Vacant en congés 2020

Les vacances ne sont pas déposées,
Elles ne sont pas prises.
Elles sont volées pour être vacant à soi,
Et être disponible à l’autre autre.

Soyez sage à l’Esprit Saint de Sagesse,
Laissez vous emporter par l’inattendu instant.
Que l’improbable guide vos pas.
Et que le miracle s’accomplisse.

1936-2020

Le Christ en Croix

Au cœur de cette nuit, endormi, je t’ai vu.
Couché au sol sur la croix de bois noir et épais.
Deux soldats plantaient des clous à trois faces dans tes poignets.
Un soldat en enfonçait dans des chevilles rassemblées.

J’entendais hurler ta douleur.
C’était moi qui criais.
Je voyais la lumière traversait les nues pour s’engouffrer dans ces plaies.
Beaucoup passer par les chevilles.

Les trois soldats te redressaient
Alors tes plaies restituaient la lumière aveuglante.
Elle inondait le monde
Personne, hormis ta mère et ton amie, ne la voyait.
Les lumières de tes plaies aux chevilles traversaient le temps.
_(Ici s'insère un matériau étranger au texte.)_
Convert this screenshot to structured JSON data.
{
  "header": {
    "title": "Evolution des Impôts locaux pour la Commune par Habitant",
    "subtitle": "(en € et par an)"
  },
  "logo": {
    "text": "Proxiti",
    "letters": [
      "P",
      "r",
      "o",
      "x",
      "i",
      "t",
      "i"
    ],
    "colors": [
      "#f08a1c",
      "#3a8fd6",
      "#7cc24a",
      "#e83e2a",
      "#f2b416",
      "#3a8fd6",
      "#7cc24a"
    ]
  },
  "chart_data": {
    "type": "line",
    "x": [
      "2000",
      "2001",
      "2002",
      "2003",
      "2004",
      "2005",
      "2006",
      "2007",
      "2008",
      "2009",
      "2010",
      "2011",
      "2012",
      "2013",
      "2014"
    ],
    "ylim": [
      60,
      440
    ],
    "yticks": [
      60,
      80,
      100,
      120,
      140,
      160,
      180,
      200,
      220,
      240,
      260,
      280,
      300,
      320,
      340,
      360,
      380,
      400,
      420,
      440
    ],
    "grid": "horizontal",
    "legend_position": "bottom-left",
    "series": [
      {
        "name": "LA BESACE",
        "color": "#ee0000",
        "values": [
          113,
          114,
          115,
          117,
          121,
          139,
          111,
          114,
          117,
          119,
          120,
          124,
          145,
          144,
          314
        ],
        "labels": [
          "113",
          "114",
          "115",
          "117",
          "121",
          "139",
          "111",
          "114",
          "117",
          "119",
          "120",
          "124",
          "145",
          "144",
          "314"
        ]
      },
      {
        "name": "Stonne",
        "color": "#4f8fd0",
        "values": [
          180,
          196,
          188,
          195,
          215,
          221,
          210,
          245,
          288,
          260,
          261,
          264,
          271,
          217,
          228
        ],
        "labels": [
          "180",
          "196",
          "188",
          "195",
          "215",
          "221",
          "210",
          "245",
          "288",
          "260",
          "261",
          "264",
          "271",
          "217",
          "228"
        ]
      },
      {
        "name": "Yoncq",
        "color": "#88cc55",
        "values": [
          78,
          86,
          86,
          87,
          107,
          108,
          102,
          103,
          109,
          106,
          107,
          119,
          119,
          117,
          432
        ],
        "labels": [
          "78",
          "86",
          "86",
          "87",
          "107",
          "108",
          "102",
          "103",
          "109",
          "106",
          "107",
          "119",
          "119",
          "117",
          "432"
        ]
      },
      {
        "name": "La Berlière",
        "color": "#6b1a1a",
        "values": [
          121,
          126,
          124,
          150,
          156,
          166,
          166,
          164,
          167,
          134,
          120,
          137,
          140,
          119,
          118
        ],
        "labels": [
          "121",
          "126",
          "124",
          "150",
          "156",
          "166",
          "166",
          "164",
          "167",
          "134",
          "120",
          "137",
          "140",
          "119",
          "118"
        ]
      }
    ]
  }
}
Et d’aujourd’hui je la reçois encore en plein cœur.
Et je vois
Et j’entends,
Les larmes des deux Maries.

Galaxie du dollar d’argent et Covid

Les constellations n’existent pas comme réelle ?
Elles ne sont que représentation de ce qui est vu d’ici ?
Elles ne sont pas objets en relation entre eux ?

Si, et oui, si.
Elles nous disent où sont les galaxies.
Elles nous disent où nous sommes sur notre terre.
Elles nous disent qui était le ciel de nos naissances.
Elles nous diront les ciels de nos morts.
Elles seront nos rêves sans fin.

Et pourtant aujourd’hui et là,
Humains, je vous hais.
En ces moments de COVID,
Je vous hais.
Vous êtes masqués et laids
Sans masque je vous hais d’être vaniteux,
Avec masque je vous hais d’être apeuré.
Je vous hais comme vous vous haïssez,
Car nous ne pouvons plus nous sentir.
L’amour n’est pas dans la vue.
L’amour est dans le nez.

Et comme nous nous haïssons,
Ceux qui reste dans leur tour de pouvoir d’ivoire,
Continuent de jouer avec nos leviers haines et peurs.

Alors je tombe le masque,
Et tant pis pour la frayeur.
Je retrouve l’amour et revoit les constellations.

Elles me disent où sont les galaxies.
Elles me disent où je suis sur terre.
Elles me disent qui était le ciel de ma naissance.
Elles me diront le ciel de ma mort.
Elles seront mon rêve sans fin.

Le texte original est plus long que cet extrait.